I have always thought that credit would be given where credit is due. As the definition goes, I don't need someones approval. I have never felt comfortable with others praise or accolades of my work.
I have always been content with just watching people dig my creations. Whether it was my drawings, my paintings or my fabrication projects. I just have a need to create something. But as I complete each project, I am always left with a desire to do something bigger and better than the last. When you don't really make money off of these creations, finding the money to start the next one is very difficult.
But that desire to create doesn't fade away.
My wife can easily attest to the trials and tribulations of dealing with someone that becomes unbearable to live with, when he can't create the things that obsess his mind. Thankfully, she has done everything possible to finance my projects.

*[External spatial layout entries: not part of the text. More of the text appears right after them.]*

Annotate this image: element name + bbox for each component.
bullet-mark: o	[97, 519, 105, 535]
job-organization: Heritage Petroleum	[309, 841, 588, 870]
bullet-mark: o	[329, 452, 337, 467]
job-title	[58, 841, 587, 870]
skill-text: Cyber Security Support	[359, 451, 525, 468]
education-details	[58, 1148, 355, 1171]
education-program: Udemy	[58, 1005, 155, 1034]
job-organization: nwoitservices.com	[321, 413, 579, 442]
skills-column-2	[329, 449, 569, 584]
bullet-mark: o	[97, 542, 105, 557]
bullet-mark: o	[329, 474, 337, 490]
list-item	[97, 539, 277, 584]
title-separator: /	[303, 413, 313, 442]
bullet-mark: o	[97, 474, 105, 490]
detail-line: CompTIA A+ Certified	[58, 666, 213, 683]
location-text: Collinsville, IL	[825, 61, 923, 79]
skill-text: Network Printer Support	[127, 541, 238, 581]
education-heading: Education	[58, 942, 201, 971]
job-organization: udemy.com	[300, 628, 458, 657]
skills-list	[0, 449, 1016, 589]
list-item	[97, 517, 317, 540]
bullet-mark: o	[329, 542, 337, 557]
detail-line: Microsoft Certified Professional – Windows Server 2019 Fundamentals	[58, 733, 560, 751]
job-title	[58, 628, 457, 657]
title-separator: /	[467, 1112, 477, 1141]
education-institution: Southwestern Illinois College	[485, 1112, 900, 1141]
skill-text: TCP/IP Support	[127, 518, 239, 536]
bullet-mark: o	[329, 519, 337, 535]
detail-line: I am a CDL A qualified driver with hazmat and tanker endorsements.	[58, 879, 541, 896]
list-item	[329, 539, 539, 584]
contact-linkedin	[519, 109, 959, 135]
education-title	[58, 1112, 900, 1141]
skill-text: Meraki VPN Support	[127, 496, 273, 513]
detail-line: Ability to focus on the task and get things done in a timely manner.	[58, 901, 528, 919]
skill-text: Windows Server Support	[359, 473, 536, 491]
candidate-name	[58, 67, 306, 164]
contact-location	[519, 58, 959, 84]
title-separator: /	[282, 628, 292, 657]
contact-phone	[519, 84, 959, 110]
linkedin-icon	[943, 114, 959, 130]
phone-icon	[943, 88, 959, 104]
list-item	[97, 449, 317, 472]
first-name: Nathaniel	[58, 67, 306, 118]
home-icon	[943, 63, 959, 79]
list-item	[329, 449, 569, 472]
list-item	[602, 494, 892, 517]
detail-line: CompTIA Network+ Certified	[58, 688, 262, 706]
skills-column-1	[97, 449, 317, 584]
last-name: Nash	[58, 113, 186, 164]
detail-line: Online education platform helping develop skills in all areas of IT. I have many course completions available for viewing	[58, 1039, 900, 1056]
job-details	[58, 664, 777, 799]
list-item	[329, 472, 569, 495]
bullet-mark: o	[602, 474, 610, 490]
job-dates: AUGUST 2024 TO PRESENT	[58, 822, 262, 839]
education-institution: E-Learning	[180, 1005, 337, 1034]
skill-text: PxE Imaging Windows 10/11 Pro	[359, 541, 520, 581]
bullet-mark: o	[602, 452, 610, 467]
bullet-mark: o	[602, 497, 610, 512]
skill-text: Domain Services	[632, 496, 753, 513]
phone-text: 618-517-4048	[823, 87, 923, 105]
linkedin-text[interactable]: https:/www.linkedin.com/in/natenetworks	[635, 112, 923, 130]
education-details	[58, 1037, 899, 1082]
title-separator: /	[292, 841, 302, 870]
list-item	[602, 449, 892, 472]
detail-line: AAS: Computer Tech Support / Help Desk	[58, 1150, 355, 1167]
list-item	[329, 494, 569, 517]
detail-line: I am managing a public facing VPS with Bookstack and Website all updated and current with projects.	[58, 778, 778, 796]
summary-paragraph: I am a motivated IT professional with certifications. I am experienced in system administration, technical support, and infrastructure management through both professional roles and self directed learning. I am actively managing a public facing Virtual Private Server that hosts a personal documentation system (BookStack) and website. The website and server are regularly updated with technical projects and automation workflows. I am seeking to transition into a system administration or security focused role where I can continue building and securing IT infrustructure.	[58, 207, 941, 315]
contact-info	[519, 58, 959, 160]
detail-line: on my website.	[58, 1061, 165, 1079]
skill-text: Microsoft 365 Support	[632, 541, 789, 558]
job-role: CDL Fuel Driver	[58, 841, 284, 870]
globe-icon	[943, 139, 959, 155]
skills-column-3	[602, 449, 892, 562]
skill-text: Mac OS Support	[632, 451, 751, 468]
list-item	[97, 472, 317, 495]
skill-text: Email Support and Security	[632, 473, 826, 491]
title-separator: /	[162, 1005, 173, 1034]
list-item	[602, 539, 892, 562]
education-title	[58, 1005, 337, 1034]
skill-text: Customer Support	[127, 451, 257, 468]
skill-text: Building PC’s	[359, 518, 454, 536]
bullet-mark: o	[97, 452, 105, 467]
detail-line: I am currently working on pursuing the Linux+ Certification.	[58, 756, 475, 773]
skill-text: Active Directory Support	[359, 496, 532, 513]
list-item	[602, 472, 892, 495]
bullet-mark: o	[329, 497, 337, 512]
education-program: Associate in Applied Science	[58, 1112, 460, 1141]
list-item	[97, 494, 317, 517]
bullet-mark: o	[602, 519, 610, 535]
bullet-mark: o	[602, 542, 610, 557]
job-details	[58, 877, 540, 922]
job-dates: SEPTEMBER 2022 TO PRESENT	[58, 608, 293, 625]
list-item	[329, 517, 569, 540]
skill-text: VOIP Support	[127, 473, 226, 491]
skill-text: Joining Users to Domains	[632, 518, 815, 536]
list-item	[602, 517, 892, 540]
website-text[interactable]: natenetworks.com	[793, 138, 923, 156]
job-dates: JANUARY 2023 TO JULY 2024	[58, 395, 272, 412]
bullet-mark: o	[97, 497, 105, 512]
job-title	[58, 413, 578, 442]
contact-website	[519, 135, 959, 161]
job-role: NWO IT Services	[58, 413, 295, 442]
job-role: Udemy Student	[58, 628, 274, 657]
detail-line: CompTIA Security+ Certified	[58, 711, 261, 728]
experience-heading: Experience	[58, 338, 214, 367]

To ease that burden on her and our marriage, I have tried to fulfill my need to create by helping others to do the same. This has not always worked out in my favor. I know now that this unwillingness to accept credit and partnering with others to get my "fix", has led to me not getting the credit I deserve.
Before you say,"Wow, this guy is full of himself!", let me explain. I will never expect to make a living off of this hobby. I will always have a "real" job. By not taking credit, I have not given myself the opportunity to keep doing something that I love.
I don't know what recognition I will receive from the next project. But I can guarantee there will be no confusion on who built it.